Codiga - Ignore Files and Violations in Code Analysis
Introduction​
There are files you do not want to include in the analysis done by Codiga, either because they are not useful to be analyzed or you just do not want to have them processed.
There are several ways that Codiga ignores files, we are explaining each of them.
Default .gitignore
file​
Codiga processes your .gitignore
files and automatically
ignore all files specified in that directory. It does not process
or parse regular expression, our engine ignores files and directory
specified by their full name.
# The directory directory_to_ignore will be ignored
directory_to_ignore
Optional .ci-ignore
file​
You can also add a .ci-ignore
file in your codebase. This file is
exactly like a .gitignore
and specific to Codiga. Put here all
the files and directories that you want Codiga to ignore.

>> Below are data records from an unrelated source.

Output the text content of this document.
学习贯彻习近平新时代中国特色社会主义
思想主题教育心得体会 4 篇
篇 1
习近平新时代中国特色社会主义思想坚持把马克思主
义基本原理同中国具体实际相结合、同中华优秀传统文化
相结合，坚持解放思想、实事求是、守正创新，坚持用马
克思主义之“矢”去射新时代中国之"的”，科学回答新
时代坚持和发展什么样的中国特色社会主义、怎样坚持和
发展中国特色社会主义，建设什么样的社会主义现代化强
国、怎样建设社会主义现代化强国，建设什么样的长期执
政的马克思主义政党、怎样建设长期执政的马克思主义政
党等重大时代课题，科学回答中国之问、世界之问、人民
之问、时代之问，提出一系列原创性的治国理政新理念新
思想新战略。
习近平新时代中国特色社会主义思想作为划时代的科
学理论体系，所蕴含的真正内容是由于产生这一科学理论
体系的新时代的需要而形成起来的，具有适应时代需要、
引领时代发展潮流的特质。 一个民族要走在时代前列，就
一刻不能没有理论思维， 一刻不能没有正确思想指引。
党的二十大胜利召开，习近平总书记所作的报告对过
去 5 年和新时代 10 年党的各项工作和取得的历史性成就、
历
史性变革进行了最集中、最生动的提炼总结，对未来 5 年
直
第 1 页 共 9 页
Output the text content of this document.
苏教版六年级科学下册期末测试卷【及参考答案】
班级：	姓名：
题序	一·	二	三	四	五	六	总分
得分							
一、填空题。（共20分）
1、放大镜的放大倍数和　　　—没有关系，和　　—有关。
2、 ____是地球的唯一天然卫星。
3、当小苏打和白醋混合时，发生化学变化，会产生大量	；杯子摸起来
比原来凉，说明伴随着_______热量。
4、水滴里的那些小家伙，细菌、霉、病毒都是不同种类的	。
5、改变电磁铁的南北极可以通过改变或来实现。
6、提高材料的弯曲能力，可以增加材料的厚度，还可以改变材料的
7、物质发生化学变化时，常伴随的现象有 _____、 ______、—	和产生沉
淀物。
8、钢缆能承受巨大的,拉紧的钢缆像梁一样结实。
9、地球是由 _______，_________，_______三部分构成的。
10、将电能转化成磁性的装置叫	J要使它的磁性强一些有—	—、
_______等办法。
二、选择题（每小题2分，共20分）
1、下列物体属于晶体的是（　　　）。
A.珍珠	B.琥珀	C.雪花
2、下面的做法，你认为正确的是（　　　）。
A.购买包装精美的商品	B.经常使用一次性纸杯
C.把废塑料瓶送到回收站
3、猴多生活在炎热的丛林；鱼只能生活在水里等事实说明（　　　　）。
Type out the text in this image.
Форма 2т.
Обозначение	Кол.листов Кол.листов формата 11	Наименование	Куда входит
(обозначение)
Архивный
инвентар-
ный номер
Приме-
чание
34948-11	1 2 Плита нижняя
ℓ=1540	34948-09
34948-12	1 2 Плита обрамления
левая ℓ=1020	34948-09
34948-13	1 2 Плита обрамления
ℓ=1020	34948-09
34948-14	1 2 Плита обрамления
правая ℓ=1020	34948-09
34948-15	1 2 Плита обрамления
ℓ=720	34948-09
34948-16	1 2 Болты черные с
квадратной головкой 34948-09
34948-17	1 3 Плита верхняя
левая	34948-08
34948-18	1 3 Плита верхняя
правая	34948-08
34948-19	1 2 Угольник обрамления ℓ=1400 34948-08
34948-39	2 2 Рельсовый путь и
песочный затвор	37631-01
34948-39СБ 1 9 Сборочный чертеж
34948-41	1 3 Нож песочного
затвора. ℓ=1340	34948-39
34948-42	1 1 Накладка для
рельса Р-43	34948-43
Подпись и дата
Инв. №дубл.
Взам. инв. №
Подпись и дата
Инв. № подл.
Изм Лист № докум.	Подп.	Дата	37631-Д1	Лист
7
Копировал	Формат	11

Note: File and directory names are relative to the project root directory.
Note: You should not put the starting '/' character in the list of files/directories to ignore
All files and directories specified in that files will also not count towards your slocs count. In other words, if your account has too many lines of code, a good way to reduce the number of lines of code is to add files/directory in that file.
You need to specify the full name of the file in the .ci-ignore
files.
# The directory directory_to_ignore will be ignored
directory_to_ignore
Using regular expressions​
You can use the same expression than you use in a shell in order to ignore files.
For example, if you have the following directories
foo/bar/baz
foo/baz/baz
foo/bla/bli
With the following content of .ci-ignore
:
# The following expression will ignore foo/bar/baz and foo/baz/baz
foo/*/baz
Then, foo/bar/baz
and foo/baz/baz
will be removed while foo/bla/bli
will be removed.
Note: always specify the relative path, and remember that your path should never start with /
.
File configured in the User Interface​
You can also ignore paths in the project configuration, as shown below,
by entering paths separated by the character ;
.
Note: You should not put the starting '/' character in the list of files/directories to ignore
When ignoring files and violations using project preferences, issues are filtered when being surfaced through the API. In other words, these files and directories are still analyzed but are rather filtered in the User Interface. Therefore, directories specified in the configuration still count as analyzed source lines of code.